Хорст даже приостановился. И посмотрел на меня снизу вверх. Он был на полголовы ниже меня, коренастый, с короткой шеей и круглым веселым лицом.
Я пожал плечами:
— Не знаю… Ведь у вас тут всё может случиться.
— Например?
— Тебя могли арестовать.
Хорст присвистнул:
— Вот оно в чем дело! Ну, не такая я шишка, чтобы папаша Цергибель взял меня на мушку.
— Ты мог заболеть.
— Тогда пришел бы кто-нибудь другой. И если бы даже ты сам явился в Дом Карла Либкнехта — никакой катастрофы! Можешь поверить, германская революция от этого бы не пострадала.
Я прикусил губу: Хорст явно надо мной подсмеивался.
— Почему у тебя перебит нос? — спросил я. — Ты боксер?
Хорст расхохотался:
— Нет, дружище, карьера папаши Шмеллинга меня не привлекает.
Хорст, видно, очень любил слово «папаша», применив его даже к чемпиону бокса, в общем-то молодому парню.
— Пришлось как-то поговорить по душам с штальгельмовцами. Четверо против четверых, — добавил он.
— Как мушкетеры! — воскликнул я.
— Вот еще! Мы действовали кулаками ну и… пивными кружками.
— И часто вам приходится участвовать в схватках? — спросил я.
— Руководство не одобряет. Понимаешь, когда бьют нас, шупо не вмешиваются, но когда бьем мы, они пускают в ход дубинки. — Он потер свою расплющенную переносицу. — Это дубинка, а не кулак.
— Куда мы сейчас идем?
— Просто прогуливаемся. Если ты голоден, можем зайти поесть.
— Я завтракал. Мне бы хотелось повидаться с товарищами из ЦК.
— Обязательно, но только не сегодня.
— Это почему же? — недоуменно спросил я.
— Скажи-ка, Даниэль, как у тебя с деньгами? — не ответив на мой вопрос, озабоченно осведомился Хорст.
— Пока есть.
— Сможешь продержаться два-три дня в отеле?

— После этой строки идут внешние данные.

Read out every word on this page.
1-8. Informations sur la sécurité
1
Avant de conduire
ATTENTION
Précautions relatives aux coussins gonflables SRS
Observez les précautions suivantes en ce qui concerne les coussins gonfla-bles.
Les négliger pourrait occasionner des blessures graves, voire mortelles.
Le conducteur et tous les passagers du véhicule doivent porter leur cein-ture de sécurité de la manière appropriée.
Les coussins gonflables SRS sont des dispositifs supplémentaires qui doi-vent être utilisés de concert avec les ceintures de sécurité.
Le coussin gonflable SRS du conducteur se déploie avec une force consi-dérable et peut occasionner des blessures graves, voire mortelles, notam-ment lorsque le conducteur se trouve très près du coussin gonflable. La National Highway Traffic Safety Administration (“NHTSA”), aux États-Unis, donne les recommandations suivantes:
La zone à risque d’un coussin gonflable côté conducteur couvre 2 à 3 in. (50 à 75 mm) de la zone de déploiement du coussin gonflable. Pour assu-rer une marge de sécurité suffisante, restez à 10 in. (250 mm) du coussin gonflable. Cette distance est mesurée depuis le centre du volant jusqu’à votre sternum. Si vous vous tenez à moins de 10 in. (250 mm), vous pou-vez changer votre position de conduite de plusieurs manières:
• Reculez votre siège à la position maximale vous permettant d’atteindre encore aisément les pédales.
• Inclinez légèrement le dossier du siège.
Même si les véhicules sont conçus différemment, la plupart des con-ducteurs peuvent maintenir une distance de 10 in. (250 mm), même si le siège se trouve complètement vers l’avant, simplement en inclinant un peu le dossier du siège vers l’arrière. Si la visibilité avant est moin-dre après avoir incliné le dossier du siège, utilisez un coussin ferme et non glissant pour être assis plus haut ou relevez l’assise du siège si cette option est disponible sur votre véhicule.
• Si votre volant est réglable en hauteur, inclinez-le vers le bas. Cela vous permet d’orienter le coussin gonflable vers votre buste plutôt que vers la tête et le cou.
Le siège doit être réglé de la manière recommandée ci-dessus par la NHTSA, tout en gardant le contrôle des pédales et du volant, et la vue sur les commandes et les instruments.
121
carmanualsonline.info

Куда он гнет? И хотелось бы знать, что делать не Дегрену, а Муромцеву в номере семьдесят девятом отеля «.Бавария». Может, что-то случилось, а Хорст таится?!
— Говори прямо, что произошло, — настойчиво потребовал я.
Хорст тряхнул меня за локоть:
— Чудак! Всё в полном порядке. Ребята подыскивают тебе подходящую квартиру. Не можешь же ты, в самом деле, жить, как какой-нибудь буржуйский сынок, в отеле. И кроме того…
— Что же еще?
— Всё же лучше появиться тебе в Доме Либкнехта не сегодня, а, скажем… ну хотя бы в пятницу. Не возражаешь?
Это он, конечно, спросил так, для порядка, и мои возражения никто бы в расчет не принял. В пятницу так в пятницу! Но я жаждал реванша.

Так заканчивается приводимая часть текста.